Sirens sound in the distance, and I will them to move faster. I can’t lose Beckett, not after everything we’ve been through. Not after we’ve come so far to be where we are now. I want to scream, and cry, and set the fucking world on fire for bringing this beautiful, perfect man to me just to rip him from my arms. The next moments are a whirlwind of motion, people rushing in and out, calling out directions and information to each other. Paramedics attach half a dozen monitors to Beck’s body as he lies in front of me, motionless.

“Ma’am, can you back up just a bit? We need to work on him.” I know he’s speaking to me, but my mind doesn’t compute the request. All I know is that I can’t let him go.

“Will, we have to let them work.” Breaker places a hand on my shoulder, trying to bring me back to reality.

“I won’t let him go. I won’t. I can’t.” I squeeze his hand tighter, tears streaming down my face.

“Ma’am, we’ll take care of him. We’ve gotta take him now,” the paramedic says, attempting to pull his hand from mine.

“NO! YOU CAN’T! HE’S MINE, YOU CAN’T TAKE HIM!” I panic, screaming and holding his hand so tightly I’m sure he’s losing what little circulation he has.

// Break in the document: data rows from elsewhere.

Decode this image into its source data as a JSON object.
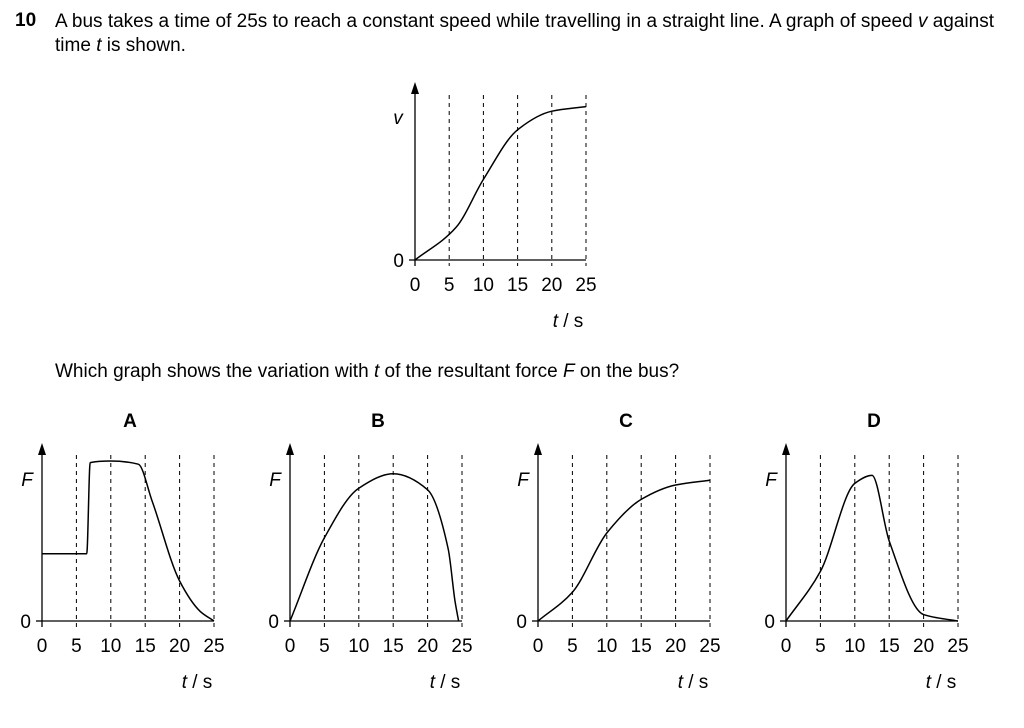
{
  "question": {
    "number": "10",
    "stem_part1": "A bus takes a time of 25",
    "stem_unit": "s",
    "stem_part2": " to reach a constant speed while travelling in a straight line. A graph of speed ",
    "stem_v": "v",
    "stem_part3": " against time ",
    "stem_t": "t",
    "stem_part4": " is shown.",
    "ask_part1": "Which graph shows the variation with ",
    "ask_t": "t",
    "ask_part2": " of the resultant force ",
    "ask_F": "F",
    "ask_part3": " on the bus?"
  },
  "main_graph": {
    "y_label": "v",
    "x_label_var": "t",
    "x_label_unit": " / s",
    "y_zero": "0"
  },
  "options": [
    {
      "letter": "A",
      "y_label": "F",
      "x_label_var": "t",
      "x_label_unit": " / s",
      "y_zero": "0"
    },
    {
      "letter": "B",
      "y_label": "F",
      "x_label_var": "t",
      "x_label_unit": " / s",
      "y_zero": "0"
    },
    {
      "letter": "C",
      "y_label": "F",
      "x_label_var": "t",
      "x_label_unit": " / s",
      "y_zero": "0"
    },
    {
      "letter": "D",
      "y_label": "F",
      "x_label_var": "t",
      "x_label_unit": " / s",
      "y_zero": "0"
    }
  ],
  "chart_data": [
    {
      "type": "line",
      "name": "main",
      "xlim": [
        0,
        25
      ],
      "ylim": [
        0,
        1
      ],
      "x_ticks": [
        "0",
        "5",
        "10",
        "15",
        "20",
        "25"
      ],
      "x": [
        0,
        6,
        10,
        15,
        20,
        25
      ],
      "y": [
        0,
        0.21,
        0.52,
        0.84,
        0.96,
        0.99
      ]
    },
    {
      "type": "line",
      "name": "A",
      "xlim": [
        0,
        25
      ],
      "ylim": [
        0,
        1
      ],
      "x_ticks": [
        "0",
        "5",
        "10",
        "15",
        "20",
        "25"
      ],
      "x": [
        0,
        6.5,
        7,
        10,
        14,
        16,
        20,
        23,
        25
      ],
      "y": [
        0.42,
        0.42,
        0.99,
        1.0,
        0.98,
        0.75,
        0.25,
        0.06,
        0
      ]
    },
    {
      "type": "line",
      "name": "B",
      "xlim": [
        0,
        25
      ],
      "ylim": [
        0,
        1
      ],
      "x_ticks": [
        "0",
        "5",
        "10",
        "15",
        "20",
        "25"
      ],
      "x": [
        0,
        5,
        10,
        15,
        20,
        23,
        24,
        24.5
      ],
      "y": [
        0,
        0.52,
        0.83,
        0.92,
        0.82,
        0.45,
        0.12,
        0
      ]
    },
    {
      "type": "line",
      "name": "C",
      "xlim": [
        0,
        25
      ],
      "ylim": [
        0,
        1
      ],
      "x_ticks": [
        "0",
        "5",
        "10",
        "15",
        "20",
        "25"
      ],
      "x": [
        0,
        5,
        10,
        15,
        20,
        25
      ],
      "y": [
        0,
        0.18,
        0.55,
        0.76,
        0.85,
        0.88
      ]
    },
    {
      "type": "line",
      "name": "D",
      "xlim": [
        0,
        25
      ],
      "ylim": [
        0,
        1
      ],
      "x_ticks": [
        "0",
        "5",
        "10",
        "15",
        "20",
        "25"
      ],
      "x": [
        0,
        5,
        10,
        12.5,
        15,
        20,
        25
      ],
      "y": [
        0,
        0.31,
        0.86,
        0.91,
        0.5,
        0.04,
        0
      ]
    }
  ]
}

“Willow, let him go. They have to take him, let him go,” Breaker says, pulling me away from him. He holds me back as I thrash, kicking and screaming, trying to claw my way back to Beckett as they carry him outside.

“I have to go with him! I have to! I can’t leave him all alone! Let me go!” I scream, doing everything I can to escape his hold, but he’s too strong. I’m not in control here, I can’t fix this. I can’t protect him. The world around me spins, and I feel the bile rising in my throat.

“I’m gonna be sick” He releases me just in time for me to empty my stomach on the concrete floor. My hands shake, my whole body feeling like I’ve been electrocuted, and I’m burning from the inside out. Raw, overwhelming fear overtakes me, and my knees give out, Breaker catching me just before I hit the ground. I can’t focus. I can’t even breathe. I pant, my breaths coming in short bursts as my body screams for oxygen.

Cooper is dead. I don’t have to ask to be sure. I can feel it in my bones. Our son pulled the trigger. That will haunt him for the rest of his life. There’s no time to process the horror of it all. I can only think about Beckett as the paramedics wheel him out to the ambulance.

“If you want to follow the ambulance, we’ve gotta go now,” Eli says, and I’m barely coherent at this point.

“I’ll stay. Talk to the cops and sort this shit out. You go, Lily. I’ll find you.” Dex says, and tears continue to fall. I nod mindlessly, trying to force my body to move. But it won’t.

Breaker slides his arms under mine, lifting me to my feet and guiding me towards the door. He helps me into Rory’s bronco. Jaxon and Ev climb in theback, Breaker sliding behind the wheel and wasting no time taking off down the road behind the ambulance.

“Where’s Eli...” I say, my voice barely audible.

“He stayed behind with the others. Arsenio’s men showed up as we were leaving. I’m sure the cops will be a nonissue, and the cleanup will be much easier.” Ev replies, the tension in the car so thick it feels like cement in my lungs.

My mind races with all the worst-case scenarios possible. The entire drive to the hospital feels surreal, like this isn’t really happening. Right when I finally felt a spark of hope for my future, is it really being ripped away from me this easily?

“Ev, can you call his parents?” Breaker asks with a heavy sigh.